Fixed last year for 5 years at 1.89%

If I had to arrange a mortgage now I wouldnt fix for 5 years at the current rate. I would go under 5.

SpringHasSprungAtLast · 12/04/2023 16:07

TreeNaDo · 12/04/2023 14:23

@SpringHasSprungAtLast Don't pay for a mortgage broker.

Martin Lewis of MoneySavingExpert still recommends London and Country mortgage brokers. They are free, they don't charge you. They charge the lender a commission so get their money from them, not you.

https://www.moneysavingexpert.com/mortgages/best-mortgages-cashback/

OP, we also fixed for 5 years last year but at a below 2% rate as we have children in uni until then. I was watching Martin Lewis on his TV show and they were talking about mortgages. The rates we are seeing now are "normal" pre 2008 banking crash rates.

Google shows them at 4% from 2000, hovering around 3.75% at the lowest to 5% at the highest before the crash.

The mortgage people on the show were saying that rates should be coming down a bit starting this summer. We have always fixed, not interested in beating the market, just want to know exactly what we will be paying for the next X number of years due to where we are in life. We have been doing it for 20 years. Usually a 2 or 3 year, occasionally a 5 like now.

@TreeNaDo I have no option because i need a hefty mortgage and am on permanent early retirement at an early age and living off 100% disability benefits for an incurable disease.
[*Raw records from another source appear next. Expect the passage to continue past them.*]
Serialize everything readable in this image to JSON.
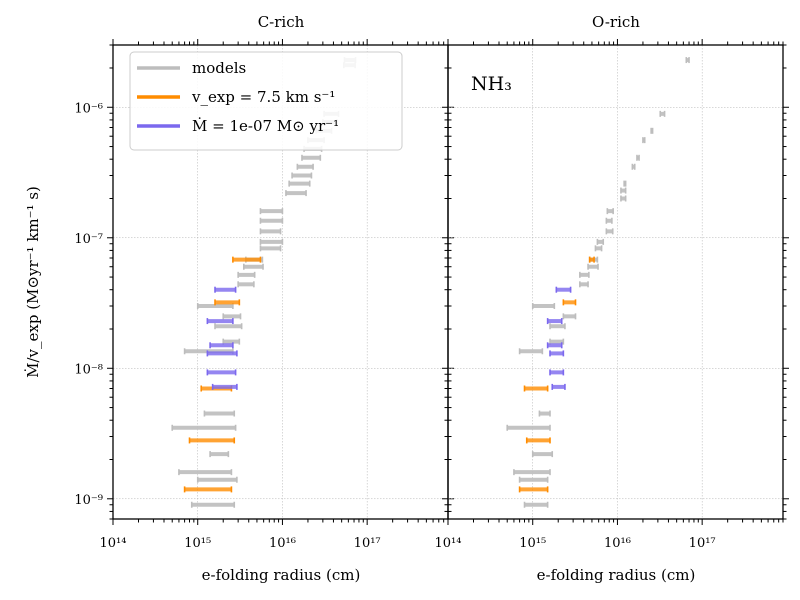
{
  "chart_data": {
    "type": "scatter",
    "ylabel": "Ṁ/v_exp (M⊙yr⁻¹ km⁻¹ s)",
    "xlabel": "e-folding radius (cm)",
    "xscale": "log",
    "yscale": "log",
    "xlim": [
      100000000000000.0,
      9e+17
    ],
    "ylim": [
      7e-10,
      3e-06
    ],
    "x_ticks": [
      {
        "value": 100000000000000.0,
        "label": "10¹⁴"
      },
      {
        "value": 1000000000000000.0,
        "label": "10¹⁵"
      },
      {
        "value": 1e+16,
        "label": "10¹⁶"
      },
      {
        "value": 1e+17,
        "label": "10¹⁷"
      }
    ],
    "y_ticks": [
      {
        "value": 1e-09,
        "label": "10⁻⁹"
      },
      {
        "value": 1e-08,
        "label": "10⁻⁸"
      },
      {
        "value": 1e-07,
        "label": "10⁻⁷"
      },
      {
        "value": 1e-06,
        "label": "10⁻⁶"
      }
    ],
    "legend": {
      "position": "top-left",
      "entries": [
        {
          "label": "models",
          "color": "#bdbdbd"
        },
        {
          "label": "v_exp = 7.5 km s⁻¹",
          "color": "#ff8c00"
        },
        {
          "label": "Ṁ = 1e-07 M⊙ yr⁻¹",
          "color": "#7b68ee"
        }
      ]
    },
    "panels": [
      {
        "title": "C-rich",
        "annotation": "",
        "series": [
          {
            "name": "models",
            "color": "#bdbdbd",
            "segments": [
              [
                850000000000000.0,
                2700000000000000.0,
                9e-10
              ],
              [
                1000000000000000.0,
                2900000000000000.0,
                1.4e-09
              ],
              [
                600000000000000.0,
                2500000000000000.0,
                1.6e-09
              ],
              [
                1400000000000000.0,
                2300000000000000.0,
                2.2e-09
              ],
              [
                500000000000000.0,
                2800000000000000.0,
                3.5e-09
              ],
              [
                1200000000000000.0,
                2700000000000000.0,
                4.5e-09
              ],
              [
                700000000000000.0,
                2600000000000000.0,
                1.35e-08
              ],
              [
                2000000000000000.0,
                3100000000000000.0,
                1.6e-08
              ],
              [
                1600000000000000.0,
                3300000000000000.0,
                2.1e-08
              ],
              [
                2000000000000000.0,
                3200000000000000.0,
                2.5e-08
              ],
              [
                1000000000000000.0,
                2600000000000000.0,
                3e-08
              ],
              [
                3000000000000000.0,
                4600000000000000.0,
                4.4e-08
              ],
              [
                3000000000000000.0,
                4700000000000000.0,
                5.2e-08
              ],
              [
                3500000000000000.0,
                5900000000000000.0,
                6e-08
              ],
              [
                3700000000000000.0,
                5800000000000000.0,
                6.8e-08
              ],
              [
                5500000000000000.0,
                9500000000000000.0,
                8.3e-08
              ],
              [
                5500000000000000.0,
                1e+16,
                9.3e-08
              ],
              [
                5500000000000000.0,
                9500000000000000.0,
                1.12e-07
              ],
              [
                5500000000000000.0,
                1e+16,
                1.35e-07
              ],
              [
                5500000000000000.0,
                1e+16,
                1.6e-07
              ],
              [
                1.1e+16,
                1.9e+16,
                2.2e-07
              ],
              [
                1.2e+16,
                2.1e+16,
                2.6e-07
              ],
              [
                1.3e+16,
                2.2e+16,
                3e-07
              ],
              [
                1.5e+16,
                2.3e+16,
                3.5e-07
              ],
              [
                1.7e+16,
                2.8e+16,
                4.1e-07
              ],
              [
                1.8e+16,
                2.9e+16,
                4.8e-07
              ],
              [
                2e+16,
                3.1e+16,
                5.6e-07
              ],
              [
                2.5e+16,
                3.8e+16,
                6.6e-07
              ],
              [
                3e+16,
                4.4e+16,
                7.7e-07
              ],
              [
                3.1e+16,
                4.6e+16,
                8.9e-07
              ],
              [
                5.3e+16,
                7.2e+16,
                2.1e-06
              ],
              [
                5.4e+16,
                7.3e+16,
                2.3e-06
              ]
            ]
          },
          {
            "name": "v_exp = 7.5 km s⁻¹",
            "color": "#ff8c00",
            "segments": [
              [
                700000000000000.0,
                2500000000000000.0,
                1.18e-09
              ],
              [
                800000000000000.0,
                2700000000000000.0,
                2.8e-09
              ],
              [
                1100000000000000.0,
                2500000000000000.0,
                7e-09
              ],
              [
                1600000000000000.0,
                3100000000000000.0,
                3.2e-08
              ],
              [
                2600000000000000.0,
                5500000000000000.0,
                6.8e-08
              ]
            ]
          },
          {
            "name": "Ṁ = 1e-07 M⊙ yr⁻¹",
            "color": "#7b68ee",
            "segments": [
              [
                1500000000000000.0,
                2900000000000000.0,
                7.2e-09
              ],
              [
                1300000000000000.0,
                2800000000000000.0,
                9.3e-09
              ],
              [
                1300000000000000.0,
                2900000000000000.0,
                1.3e-08
              ],
              [
                1400000000000000.0,
                2600000000000000.0,
                1.5e-08
              ],
              [
                1300000000000000.0,
                2600000000000000.0,
                2.3e-08
              ],
              [
                1600000000000000.0,
                2800000000000000.0,
                4e-08
              ]
            ]
          }
        ]
      },
      {
        "title": "O-rich",
        "annotation": "NH₃",
        "series": [
          {
            "name": "models",
            "color": "#bdbdbd",
            "segments": [
              [
                800000000000000.0,
                1500000000000000.0,
                9e-10
              ],
              [
                700000000000000.0,
                1500000000000000.0,
                1.4e-09
              ],
              [
                600000000000000.0,
                1600000000000000.0,
                1.6e-09
              ],
              [
                1000000000000000.0,
                1700000000000000.0,
                2.2e-09
              ],
              [
                500000000000000.0,
                1600000000000000.0,
                3.5e-09
              ],
              [
                1200000000000000.0,
                1600000000000000.0,
                4.5e-09
              ],
              [
                700000000000000.0,
                1300000000000000.0,
                1.35e-08
              ],
              [
                1600000000000000.0,
                2300000000000000.0,
                1.6e-08
              ],
              [
                1600000000000000.0,
                2400000000000000.0,
                2.1e-08
              ],
              [
                2300000000000000.0,
                3200000000000000.0,
                2.5e-08
              ],
              [
                1000000000000000.0,
                1800000000000000.0,
                3e-08
              ],
              [
                3600000000000000.0,
                4500000000000000.0,
                4.4e-08
              ],
              [
                3600000000000000.0,
                4600000000000000.0,
                5.2e-08
              ],
              [
                4500000000000000.0,
                5900000000000000.0,
                6e-08
              ],
              [
                4700000000000000.0,
                5800000000000000.0,
                6.8e-08
              ],
              [
                5500000000000000.0,
                6500000000000000.0,
                8.3e-08
              ],
              [
                5800000000000000.0,
                6800000000000000.0,
                9.3e-08
              ],
              [
                7400000000000000.0,
                8800000000000000.0,
                1.12e-07
              ],
              [
                7400000000000000.0,
                8600000000000000.0,
                1.35e-07
              ],
              [
                7600000000000000.0,
                8900000000000000.0,
                1.6e-07
              ],
              [
                1.1e+16,
                1.25e+16,
                2e-07
              ],
              [
                1.1e+16,
                1.25e+16,
                2.3e-07
              ],
              [
                1.2e+16,
                1.25e+16,
                2.6e-07
              ],
              [
                1.5e+16,
                1.6e+16,
                3.5e-07
              ],
              [
                1.7e+16,
                1.8e+16,
                4.1e-07
              ],
              [
                2e+16,
                2.1e+16,
                5.6e-07
              ],
              [
                2.5e+16,
                2.6e+16,
                6.6e-07
              ],
              [
                3.2e+16,
                3.6e+16,
                8.9e-07
              ],
              [
                6.5e+16,
                7e+16,
                2.3e-06
              ]
            ]
          },
          {
            "name": "v_exp = 7.5 km s⁻¹",
            "color": "#ff8c00",
            "segments": [
              [
                700000000000000.0,
                1500000000000000.0,
                1.18e-09
              ],
              [
                850000000000000.0,
                1600000000000000.0,
                2.8e-09
              ],
              [
                800000000000000.0,
                1500000000000000.0,
                7e-09
              ],
              [
                2300000000000000.0,
                3200000000000000.0,
                3.2e-08
              ],
              [
                4700000000000000.0,
                5300000000000000.0,
                6.8e-08
              ]
            ]
          },
          {
            "name": "Ṁ = 1e-07 M⊙ yr⁻¹",
            "color": "#7b68ee",
            "segments": [
              [
                1700000000000000.0,
                2400000000000000.0,
                7.2e-09
              ],
              [
                1600000000000000.0,
                2300000000000000.0,
                9.3e-09
              ],
              [
                1600000000000000.0,
                2300000000000000.0,
                1.3e-08
              ],
              [
                1500000000000000.0,
                2200000000000000.0,
                1.5e-08
              ],
              [
                1500000000000000.0,
                2200000000000000.0,
                2.3e-08
              ],
              [
                1900000000000000.0,
                2800000000000000.0,
                4e-08
              ]
            ]
          }
        ]
      }
    ]
  }
}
High street lenders only accept a portion of the benefits and to get the full amount taken into account I had to use a mortgage broker for off-best mortgage lenders that you can only get through a broker.

Feels a bit of a scam. Good old Martin's tips apply to people who can earn, not the minority like me. I'm the only person I know in this situation!

TreeNaDo · 12/04/2023 16:19

@SpringHasSprungAtLast I am sorry to learn of your circumstances. Completely shitty. Flowers I would still just ask London and Country. We have used them for self employed mortgages too, not just employed with a guaranteed monthly wage. Worth an ask surely? It won't cost you financially although I do realise that it is hard if you are constantly told no.

TheUsualChaos · 12/04/2023 16:24

Remortgage due this summer. Haven't got round to doing a lot of research yet but atm my gut instinct is leaning towards going onto a tracker for a while. I'm not keen on fixing again too soon as I think rates forecast to drop a bit more yet. It's always a gamble. In hindsight I wished we'd fixed for 10 instead of 5 as now we'd be looking at another 5 years of super low rate 😩

AlltheFs · 12/04/2023 17:11

Our problem was that with everything else going up too we just didn’t have the cash to pay more per month for a shorter term. The mortgage is going up £250 anyway on the cheapest option (5 year) but was £350+ for a shorter term or tracker. With the electricity (fixed rate ending) and nursery going up 10% too in same month we had to do cheapest option now even if it’s not cheapest long term.

If money were not an issue we’d have gone for 2 years but it wouldn’t work for us right now unless we stopped eating.

On the plus side though we have dodged the expensive electricity for the worst of the CoL increases (really cheap fixed rate about to end just as wholesale is dropping) so it all balances out in the end. You can’t win them
all.

aryanna · 12/04/2023 19:34

I'm going on a discounted tracker from August. However we have 2 incomes and no children, so will be able to afford it if the interest rates go up. But of course we're keeping our fingers crossed they come down!